Non seppi cosa rispondere.
-Non so quanto potrai sopportarmi dopo... - mormorò, le parole calde contro le mie labbra. - Ma io ti voglio. Adesso.-
Il bacio fu vita.
Un bacio che iniziò come un assaggio.
Le labbra di Elita si aprirono tra le mie con un sospiro, e quando la sua lingua mi sfiorò il labbro inferiore, sentii un brivido percorrere tutto il mio corpo.
La invitai dentro con un movimento del capo, e la mia lingua esplorò il caldo umido della sua bocca con crescente insistenza.
Niente timidezza, niente esitazione.
Le labbra di Elita erano tiepide e morbide all'inizio, ma si riscaldarono quasi immediatamente.
Le sue mani mi scivolarono sotto la maglia, le dita sottili che esploravano la pelle del petto, i muscoli tesi, il battito accelerato.
Risposi allo stesso modo con le dita sotto il maglione, che si perdevano nella schiena nuda, liscia come marmo.
La baciai sul collo, sulle spalle, assaporando il sapore salato della sua pelle, il modo in cui lei si inarcava, i seni che premevano contro il mio petto attraverso il tessuto.
Il maglione di lei volò via, seguito dalla sua camicia, rimanemmo solo pelle contro pelle,
Solo sensazioni: il calore, il freddo, il dolore e il piacere che si mescolavano in un unico vortice.
Quando la coperta scivolò a terra, quando i nostri corpi si intrecciarono sul divano e poi sul tappeto, i capelli sciolti che mi facevano una cortina intorno al viso mentre mi baciava vicino alla stufa che crepitava debolmente, prima di invertire nuovamente posizione, non ci fu più spazio per i pensieri.
Elita era tiepida fuori, ma dentro era un inferno.

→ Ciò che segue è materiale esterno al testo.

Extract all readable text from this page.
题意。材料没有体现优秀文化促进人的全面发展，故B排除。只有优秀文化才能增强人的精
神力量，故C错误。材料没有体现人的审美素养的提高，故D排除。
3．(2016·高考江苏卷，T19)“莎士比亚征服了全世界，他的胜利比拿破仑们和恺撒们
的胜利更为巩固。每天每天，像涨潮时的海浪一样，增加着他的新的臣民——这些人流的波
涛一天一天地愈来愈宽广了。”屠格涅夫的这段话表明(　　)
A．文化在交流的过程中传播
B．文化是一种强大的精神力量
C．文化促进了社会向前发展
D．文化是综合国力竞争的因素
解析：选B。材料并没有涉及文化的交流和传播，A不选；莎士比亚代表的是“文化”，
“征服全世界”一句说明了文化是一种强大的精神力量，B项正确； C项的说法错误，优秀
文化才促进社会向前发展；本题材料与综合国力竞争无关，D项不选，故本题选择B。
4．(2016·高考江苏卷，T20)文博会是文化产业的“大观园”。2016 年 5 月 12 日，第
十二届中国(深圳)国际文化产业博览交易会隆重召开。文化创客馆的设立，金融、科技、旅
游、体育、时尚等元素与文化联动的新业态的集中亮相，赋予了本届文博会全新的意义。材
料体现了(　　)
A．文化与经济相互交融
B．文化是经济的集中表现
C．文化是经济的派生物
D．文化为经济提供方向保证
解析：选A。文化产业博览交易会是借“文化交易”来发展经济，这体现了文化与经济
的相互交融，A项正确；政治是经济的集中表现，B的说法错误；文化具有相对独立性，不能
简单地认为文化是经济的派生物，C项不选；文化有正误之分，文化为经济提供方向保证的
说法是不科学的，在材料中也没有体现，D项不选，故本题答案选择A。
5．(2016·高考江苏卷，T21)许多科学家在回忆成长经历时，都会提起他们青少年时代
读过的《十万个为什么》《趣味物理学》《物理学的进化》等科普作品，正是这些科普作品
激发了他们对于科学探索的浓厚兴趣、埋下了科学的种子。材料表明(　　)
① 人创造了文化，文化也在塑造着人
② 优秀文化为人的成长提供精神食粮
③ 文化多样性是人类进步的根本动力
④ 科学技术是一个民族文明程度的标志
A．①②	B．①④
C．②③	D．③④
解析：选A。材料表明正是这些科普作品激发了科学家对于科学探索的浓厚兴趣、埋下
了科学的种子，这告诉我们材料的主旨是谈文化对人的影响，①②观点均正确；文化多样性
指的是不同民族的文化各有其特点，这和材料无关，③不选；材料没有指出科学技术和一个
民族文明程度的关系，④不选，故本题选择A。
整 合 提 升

Viva, pulsante, umana in un modo che non riuscivo a spiegare.
Le sue unghie mi graffiarono la schiena, lasciando segni rossi che bruciavano.
Le sue labbra mi cercarono l'orecchio, i denti che lo mordicchiavano con un misto di desiderio e disperazione.
-Tu... mi senti? - sussurrò, il respiro affannoso.
-Sì... - ansimai, le mani che le stringevano i fianchi, cercando di avvicinarla ancora di più, di fondermi a lei.
-Allora tienimi... anche se fa male.-
E quando finalmente si lasciò andare, quando venne il momento, lei si irrigidì con un grido strozzato, le pareti interne che pulsavano attorno a me in modo irresistibile.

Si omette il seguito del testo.